When someone says the word unhoused or homeless my mind quickly shifts to makeshift housing, starvation, and uncleanliness. And although poverty should never be romanticized, volunteering at the South Loop Community Table (SLCT) helped me see differently what it looks like to live without many material possessions.
I will admit that I have often been wrapped up in harsh stereotyping, separating “us” from “them” when thinking about people caught in the gloomy, depressing systems of poverty. Maybe not looking down on “them,” instead feeling pity or a motivation for justice, but still recognizing that there are differences.
Which led me to view service work as either a chore or a duty. When I participated with the HTLC youth group at the South Loop Community Table (SLCT) my view shifted. At a brief orientation explaining the services and overall mission, the leaders told us, “At this table we put community over charity.” And I think it's this thought that makes both the SLCT and general community service as a whole so meaningful.
Kindness and community shouldn't have to be something that we are guilted into. It should be something that we celebrate and look forward to. I remember fondly talking to many different people there. It was quite honestly a lot of fun and felt no different then a conversation I might have with someone at school. I heard some of their life stories and was absolutely in awe over the pain and suffering that many had triumphed over. Not only this but the cheerful happy demeanor they greeted me with was incredible. I felt welcomed in their community and I wasn’t expecting that at all.

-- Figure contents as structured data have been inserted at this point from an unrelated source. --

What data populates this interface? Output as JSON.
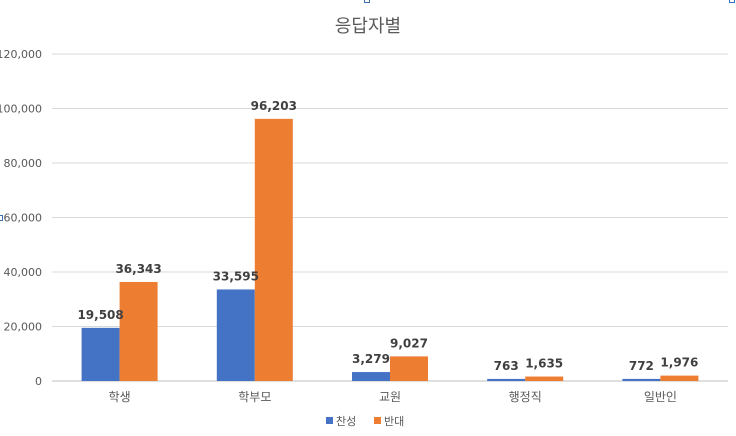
{
  "chart_data": {
    "type": "bar",
    "title": "응답자별",
    "categories": [
      "학생",
      "학부모",
      "교원",
      "행정직",
      "일반인"
    ],
    "series": [
      {
        "name": "찬성",
        "values": [
          19508,
          33595,
          3279,
          763,
          772
        ],
        "labels": [
          "19,508",
          "33,595",
          "3,279",
          "763",
          "772"
        ],
        "color": "#4472C4"
      },
      {
        "name": "반대",
        "values": [
          36343,
          96203,
          9027,
          1635,
          1976
        ],
        "labels": [
          "36,343",
          "96,203",
          "9,027",
          "1,635",
          "1,976"
        ],
        "color": "#ED7D31"
      }
    ],
    "yticks": [
      "0",
      "20,000",
      "40,000",
      "60,000",
      "80,000",
      "100,000",
      "120,000"
    ],
    "ylim": [
      0,
      120000
    ],
    "grid": true,
    "legend_position": "bottom"
  }
}
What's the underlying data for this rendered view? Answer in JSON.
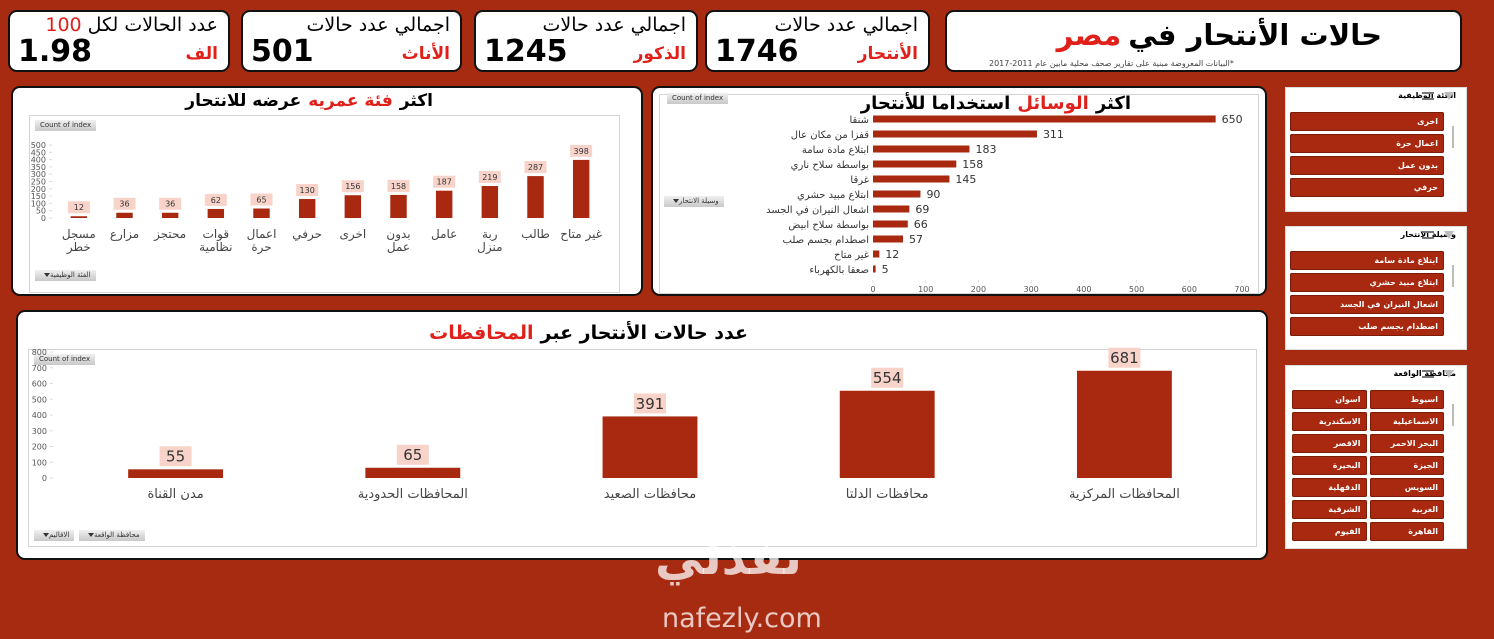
{
  "header": {
    "title": [
      "حالات الأنتحار في",
      "مصر"
    ],
    "title_colors": [
      "#000000",
      "#e0201b"
    ],
    "subtitle": "*البيانات المعروضة مبنية على تقارير صحف محلية مابين عام 2011-2017"
  },
  "kpis": [
    {
      "title": "اجمالي عدد حالات",
      "label": "الأنتحار",
      "value": 1746
    },
    {
      "title": "اجمالي عدد حالات",
      "label": "الذكور",
      "value": 1245
    },
    {
      "title": "اجمالي عدد حالات",
      "label": "الأناث",
      "value": 501
    },
    {
      "title": "عدد الحالات لكل",
      "title_number": 100,
      "label": "الف",
      "value": 1.98
    }
  ],
  "chart_data": [
    {
      "type": "bar",
      "title": [
        "اكثر",
        "فئة عمريه",
        "عرضه للانتحار"
      ],
      "title_colors": [
        "#000000",
        "#e0201b",
        "#000000"
      ],
      "value_field": "Count of index",
      "field_buttons": [
        "الفئة الوظيفية"
      ],
      "categories": [
        "مسجل خطر",
        "مزارع",
        "محتجز",
        "قوات نظامية",
        "اعمال حرة",
        "حرفي",
        "اخرى",
        "بدون عمل",
        "عامل",
        "ربة منزل",
        "طالب",
        "غير متاح"
      ],
      "values": [
        12,
        36,
        36,
        62,
        65,
        130,
        156,
        158,
        187,
        219,
        287,
        398
      ],
      "color": "#a8290f",
      "ylim": [
        0,
        500
      ],
      "yticks": [
        0,
        50,
        100,
        150,
        200,
        250,
        300,
        350,
        400,
        450,
        500
      ],
      "grid": false
    },
    {
      "type": "hbar",
      "title": [
        "اكثر",
        "الوسائل",
        "استخداما للأنتحار"
      ],
      "title_colors": [
        "#000000",
        "#e0201b",
        "#000000"
      ],
      "value_field": "Count of index",
      "field_buttons": [
        "وسيلة الانتحار"
      ],
      "categories": [
        "شنقا",
        "قفزا من مكان عال",
        "ابتلاع مادة سامة",
        "بواسطة سلاح ناري",
        "غرقا",
        "ابتلاع مبيد حشري",
        "اشعال النيران في الجسد",
        "بواسطة سلاح ابيض",
        "اصطدام بجسم صلب",
        "غير متاح",
        "صعقا بالكهرباء"
      ],
      "values": [
        650,
        311,
        183,
        158,
        145,
        90,
        69,
        66,
        57,
        12,
        5
      ],
      "color": "#a8290f",
      "xlim": [
        0,
        700
      ],
      "xticks": [
        0,
        100,
        200,
        300,
        400,
        500,
        600,
        700
      ],
      "grid": false
    },
    {
      "type": "bar",
      "title": [
        "عدد حالات الأنتحار عبر",
        "المحافظات"
      ],
      "title_colors": [
        "#000000",
        "#e0201b"
      ],
      "value_field": "Count of index",
      "field_buttons": [
        "الاقاليم",
        "محافظة الواقعة"
      ],
      "categories": [
        "مدن القناة",
        "المحافظات الحدودية",
        "محافظات الصعيد",
        "محافظات الدلتا",
        "المحافظات المركزية"
      ],
      "values": [
        55,
        65,
        391,
        554,
        681
      ],
      "color": "#a8290f",
      "ylim": [
        0,
        800
      ],
      "yticks": [
        0,
        100,
        200,
        300,
        400,
        500,
        600,
        700,
        800
      ],
      "grid": false
    }
  ],
  "slicers": [
    {
      "title": "الفئة الوظيفية",
      "columns": 1,
      "items": [
        "اخرى",
        "اعمال حرة",
        "بدون عمل",
        "حرفي"
      ]
    },
    {
      "title": "وسيلة الانتحار",
      "columns": 1,
      "items": [
        "ابتلاع مادة سامة",
        "ابتلاع مبيد حشري",
        "اشعال النيران في الجسد",
        "اصطدام بجسم صلب"
      ]
    },
    {
      "title": "محافظة الواقعة",
      "columns": 2,
      "items": [
        "اسيوط",
        "اسوان",
        "الاسماعيلية",
        "الاسكندرية",
        "البحر الاحمر",
        "الاقصر",
        "الجيزة",
        "البحيرة",
        "السويس",
        "الدقهلية",
        "الغربية",
        "الشرقية",
        "القاهرة",
        "الفيوم"
      ]
    }
  ],
  "watermark": {
    "arabic": "نفذلي",
    "latin": "nafezly.com"
  }
}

I assumed I would be working in a kitchen separate from most others working to serve the meals. Instead I sat with others, people I had previously considered “them.” And as we ate food together, talked, and laughed, I enjoyed myself. Not because I thought I was saving someone from a cold hungry night and not because I felt like some fairy godmother. I enjoyed myself thanks to the human connections I made with the people I met.
This was not a one sided event; people there were ready to offer up what they could even if that meant just a conversation, word of advice, or a simple smile. There was no “me” and there was no “them,” in that moment we were all one. Even though everyone participating in the meal would be returning to some different situations, the bottom line is that we were all just some hungry humans who wanted to share a good conversation over a good meal.
It was an experience that helped to remind me that all stereotypes fail to yield anything helpful. We all carry the divine within us, and we all have something we can offer to make this world just a little bit better.
I thank the congregation for continuing to support our youth group. It continues to be a wonderful way to explore my faith, spread love, and build community. I implore all of you to stay curious, spread love, and never forget we all get hungry and we all have a story to share.
Ben Strickler is a sophomore at Lane Tech and is a member of the Lakeview Lutheran Parish Youth Group. You've probably seen him serve as a crucifer or banner bearer at HTLakeview. This summer, Ben is getting trained to join the HTLakeview Livestream Team. We're grateful for his heart for service and community.